Thank you so much, Mr. Chair.
Thank you to each of the witnesses for being here.
I did read the Pembina Institute handout, and I didn't see anything surprising there. Thank you for that. It was what I was expecting.
I want to correct one comment made by Mr. Bramley on CDMs. In fact, it is in the regulatory framework. CDMs are part of that.
I want to bring something to the committee's attention, and I'm sure you're all aware of it. Last Thursday we had panellists here from the IPCC. It was one of my colleagues, I believe it was Mr. Watson, who asked if the United States and Canada were to totally shut down, no more greenhouse gases coming from Canada, everything totally stopped, what would happen to greenhouse gas emissions globally; would they stabilize or would they continue to grow? The IPCC panellist said they would continue to grow. That highlighted to me the importance of having all major emitters as part of the solution.
They went on to say that this is why Canada and the United States need to create the technologies that will enable the rest of the world to reduce their greenhouse gas emissions. That was encouraging.
Through the strong leadership of the Prime Minister and the Minister of the Environment at G-8, at APEC--and I would disagree with my Liberal colleagues who called it a sideshow--we need to find a way of getting all these major polluters involved in the solution. The metaphor the minister uses is that we are all rowing in the same direction.
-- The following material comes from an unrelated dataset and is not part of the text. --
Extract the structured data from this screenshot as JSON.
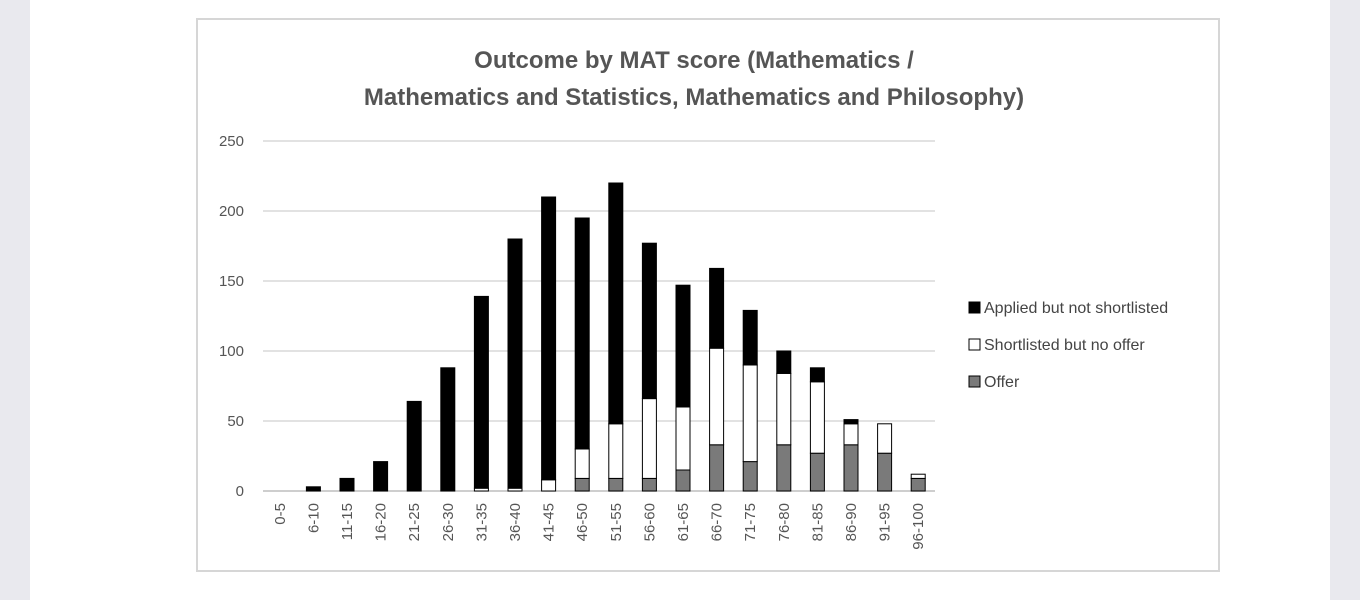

My question is to Ms. Donnelly. There have been comments about the per capita greenhouse gas emissions. I was in Berlin at the G-8 plus 5. There were numerous countries represented there. We talked about deforestation. There were very complex issues. For example, a parliamentarian from India shared that there are 1,000 villages in India that do not have electricity yet. They're looking for the easiest and quickest way of providing electricity, so they're looking at burning coal in a generating plant. Now you have greenhouse gas emissions that are projected to increase in India, along with a lot of dangerous pollutants. But they need the electricity.
There were a lot of options that were discussed. But the EU was quite proud that they had lowered their greenhouse gas emissions per capita.
Could you and Mr. Drexhage share with us--we'll start with Ms. Donnelly--how Europe reduced their greenhouse gas emissions per capita.